The co-precipitation that at least precursor complex chemical compound containing Ni, Co and Mn in the present invention can be reacted by wet type Deng and obtain, specifically, by dissolved with sulfuric acid Ni, sulfuric acid Co, sulfuric acid Mn up to 1.5mol% solution and 0.3mol% it is severe Property sodium solution and 0.1mol ammonia solutions simultaneously instill carry out coprecipitation reaction, reactant is obtained by overflow (overflow), so It washes afterwards, is dry, obtaining the complex chemical compound.It is 0.18wt% hereinafter, the parts Na are 300ppm hereinafter, simultaneously that it, which remains S portion, And the total impurities amount including moisture is 0.35wt% or less.If impurity level is more, it is likely that forming the compound chemical combination of Li It is difficult to be synthesized when object, or safety can be damaged when battery is made.

Furthermore it is preferred that in drying process after wet type reaction, precursor is dried to not generating NiMnO₃Degree. As a result, it is possible to easily fully be reacted with Li in synthesis, the high positive active material particle of stability is obtained.It should say Bright, Co can be hydroxyl cobalt hydroxide at this time, or be alternatively cobalt oxide.Furthermore it is also possible to which there are NiMn₂O₄Etc spinelle Compound.

Alternatively, it is also possible to add other metallic elements during wet type is reacted.The metallic element added can be deposited It is in hydroxide particles, can also exist on the outer rim of hydroxide particles.As the type of addible metallic element, Mg, Al, Ti, V, Fe, Ga, Sr, Y, Zr, Nb, Mo, Ru, In, Sn, Ta, W and Bi etc. can be enumerated.

Preferably, the model that the average aggregate particle size (D50) of the precursor as obtained by wet type operation is 3.5 μm~6.5 μm It encloses, tap density 1.65g/cm³More than.By making average aggregate particle size within the above range, can in calcination process with Li compounds are fully reacted when reacting to central part, and Li is made₂MnO₃Highly crystalline region randomly exist.In addition, it is also contemplated that if upper Tap density is stated, then can fully obtain highdensity positive active material particle when being reacted with Li compounds.

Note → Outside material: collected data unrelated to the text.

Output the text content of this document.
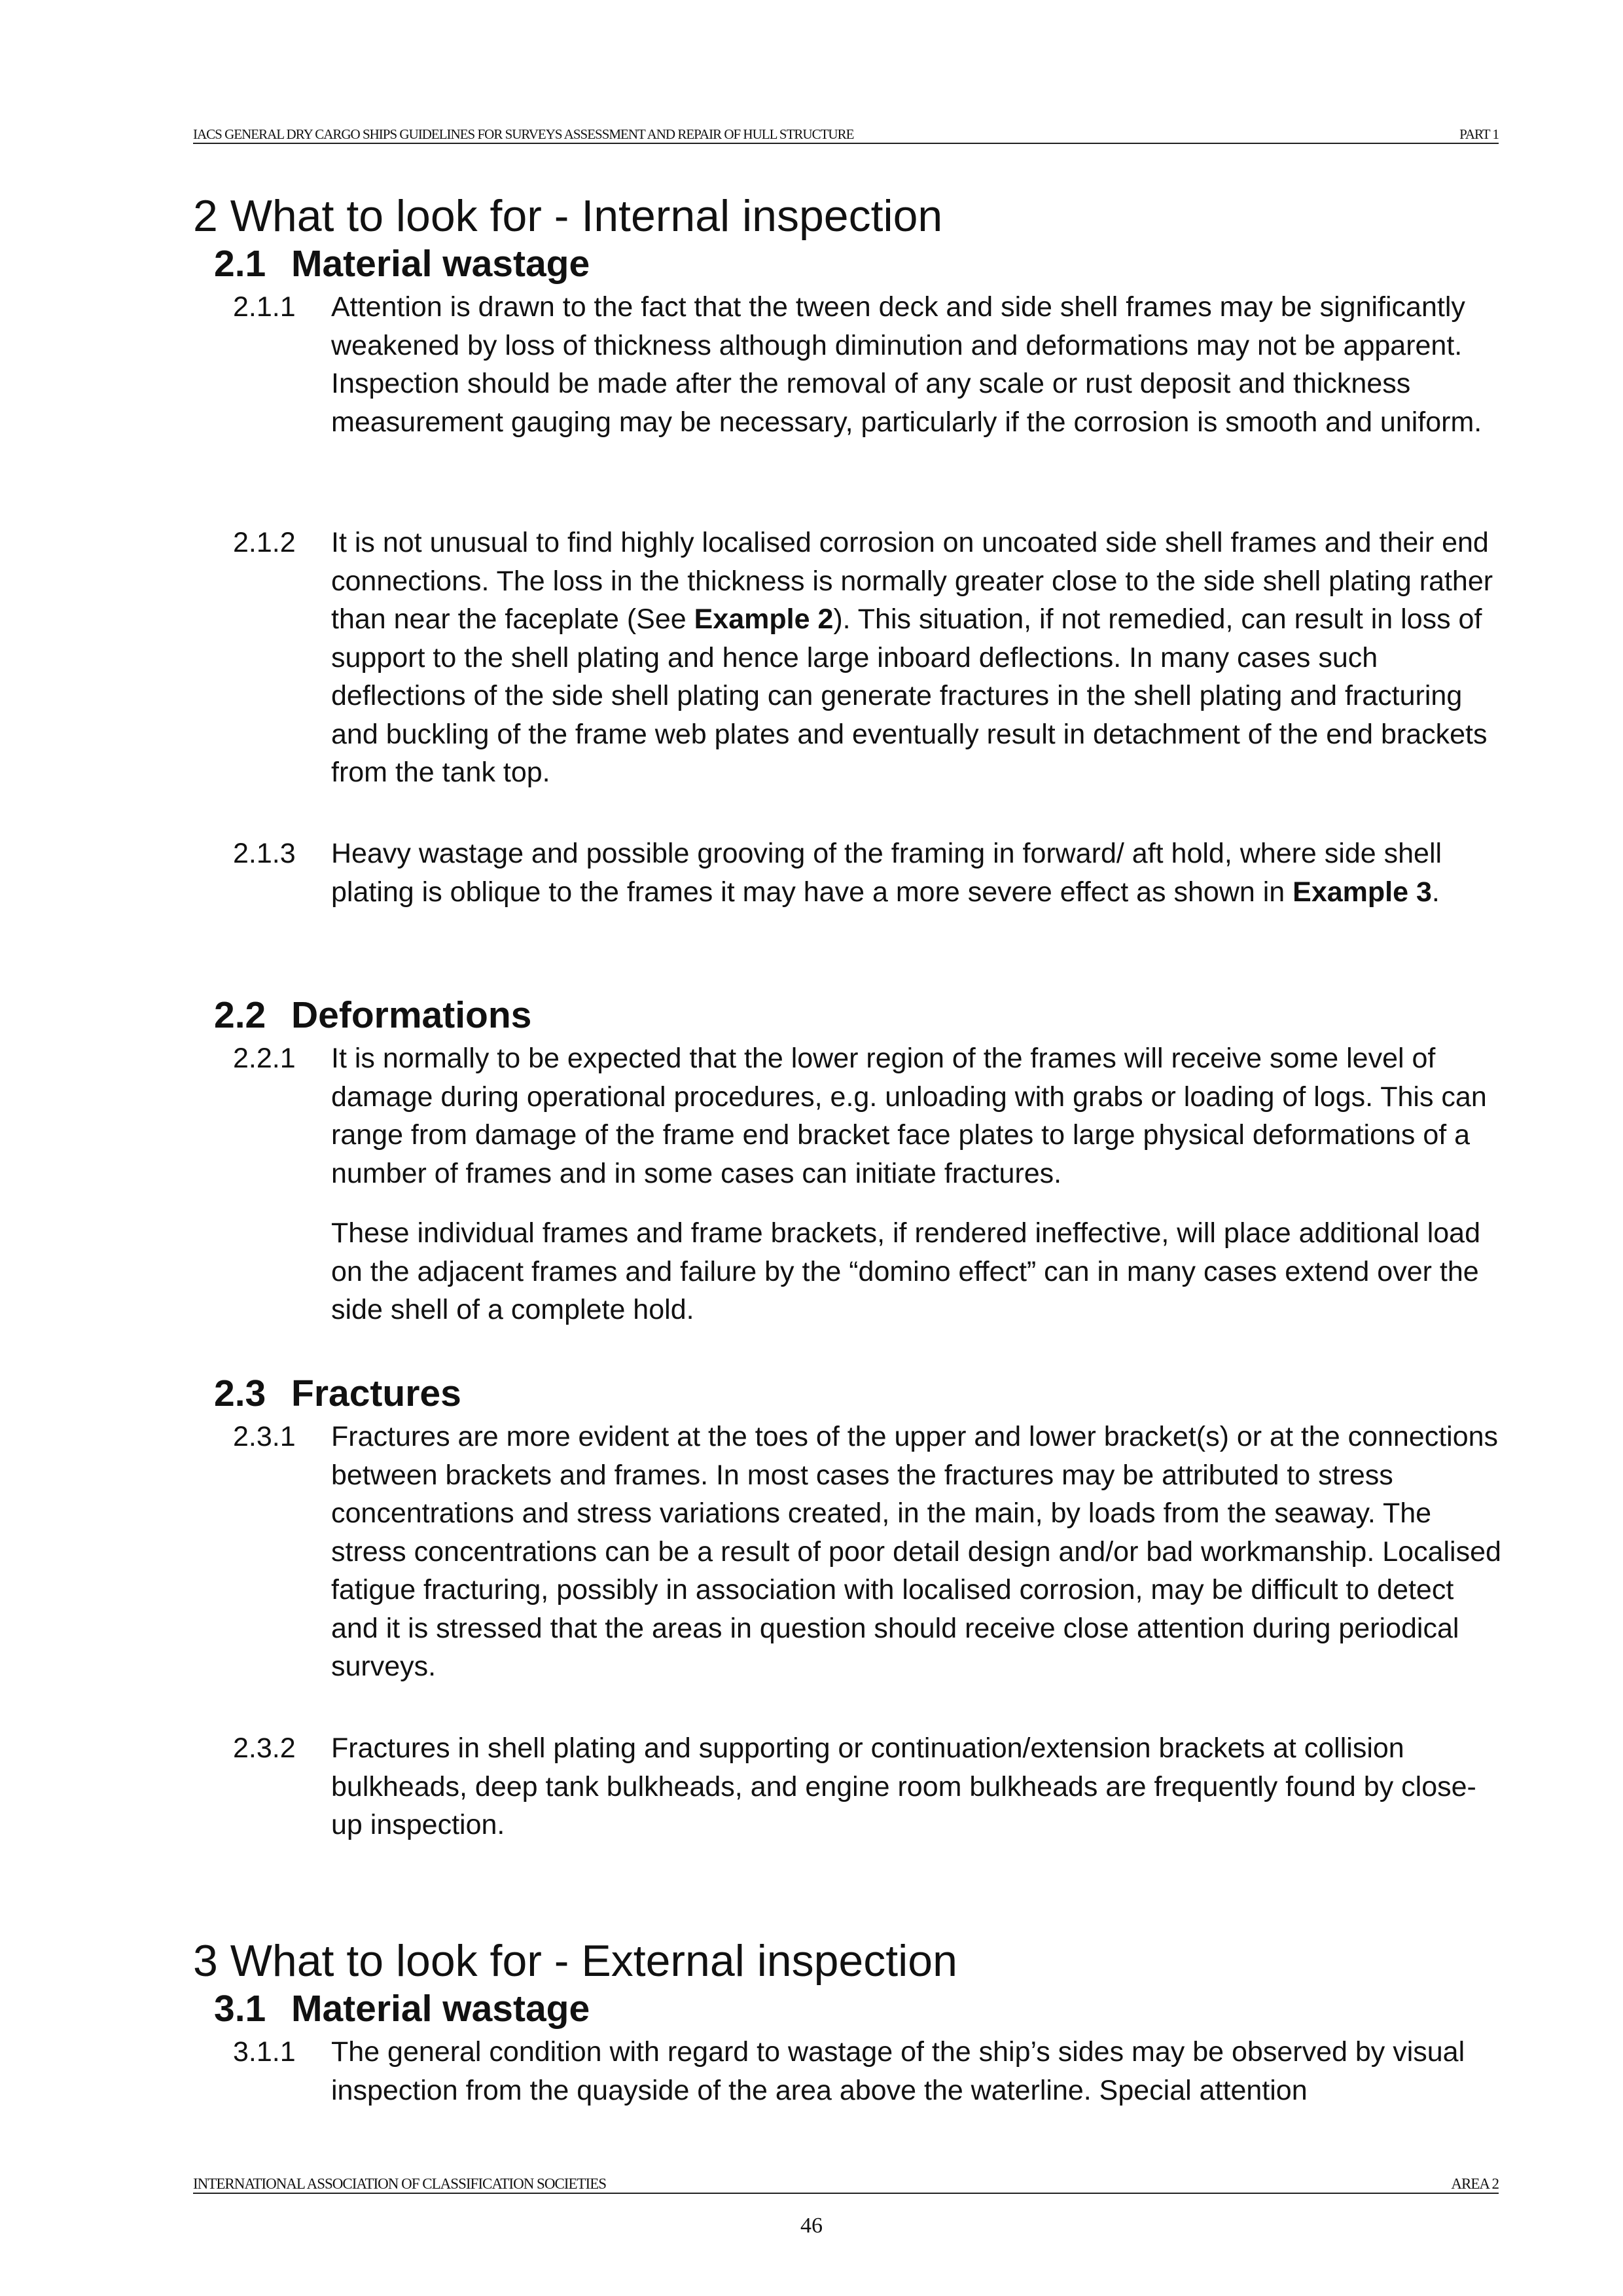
IACS GENERAL DRY CARGO SHIPS GUIDELINES FOR SURVEYS ASSESSMENT AND REPAIR OF HULL STRUCTURE	PART 1
2 What to look for - Internal inspection
2.1 Material wastage
2.1.1	Attention is drawn to the fact that the tween deck and side shell frames may be significantly weakened by loss of thickness although diminution and deformations may not be apparent. Inspection should be made after the removal of any scale or rust deposit and thickness measurement gauging may be necessary, particularly if the corrosion is smooth and uniform.
2.1.2	It is not unusual to find highly localised corrosion on uncoated side shell frames and their end connections. The loss in the thickness is normally greater close to the side shell plating rather than near the faceplate (See Example 2). This situation, if not remedied, can result in loss of support to the shell plating and hence large inboard deflections. In many cases such deflections of the side shell plating can generate fractures in the shell plating and fracturing and buckling of the frame web plates and eventually result in detachment of the end brackets from the tank top.
2.1.3	Heavy wastage and possible grooving of the framing in forward/ aft hold, where side shell plating is oblique to the frames it may have a more severe effect as shown in Example 3.
2.2 Deformations
2.2.1	It is normally to be expected that the lower region of the frames will receive some level of damage during operational procedures, e.g. unloading with grabs or loading of logs. This can range from damage of the frame end bracket face plates to large physical deformations of a number of frames and in some cases can initiate fractures.
These individual frames and frame brackets, if rendered ineffective, will place additional load on the adjacent frames and failure by the “domino effect” can in many cases extend over the side shell of a complete hold.
2.3 Fractures
2.3.1	Fractures are more evident at the toes of the upper and lower bracket(s) or at the connections between brackets and frames. In most cases the fractures may be attributed to stress concentrations and stress variations created, in the main, by loads from the seaway. The stress concentrations can be a result of poor detail design and/or bad workmanship. Localised fatigue fracturing, possibly in association with localised corrosion, may be difficult to detect and it is stressed that the areas in question should receive close attention during periodical surveys.
2.3.2	Fractures in shell plating and supporting or continuation/extension brackets at collision bulkheads, deep tank bulkheads, and engine room bulkheads are frequently found by close-up inspection.
3 What to look for - External inspection
3.1 Material wastage
3.1.1	The general condition with regard to wastage of the ship’s sides may be observed by visual inspection from the quayside of the area above the waterline. Special attention
INTERNATIONAL ASSOCIATION OF CLASSIFICATION SOCIETIES	AREA 2
46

It is not particularly limited as the lithium compound used in the present invention, various lithium salts can be used, such as hydrogen can be enumerated Lithia monohydrate, lithium nitrate, lithium carbonate, lithium acetate, lithium bromide, lithium chloride, lithium citrate, lithium fluoride, lithium iodide, lactic acid Lithium, lithium oxalate, lithium phosphate, pyruvic acid lithium, lithium sulfate and lithia etc., wherein preferably lithium carbonate.

Then, the anode for having used positive active material is illustrated, which includes the one of the present invention The positive electrode active material for nonaqueous electrolyte secondary battery particle that embodiment is related to.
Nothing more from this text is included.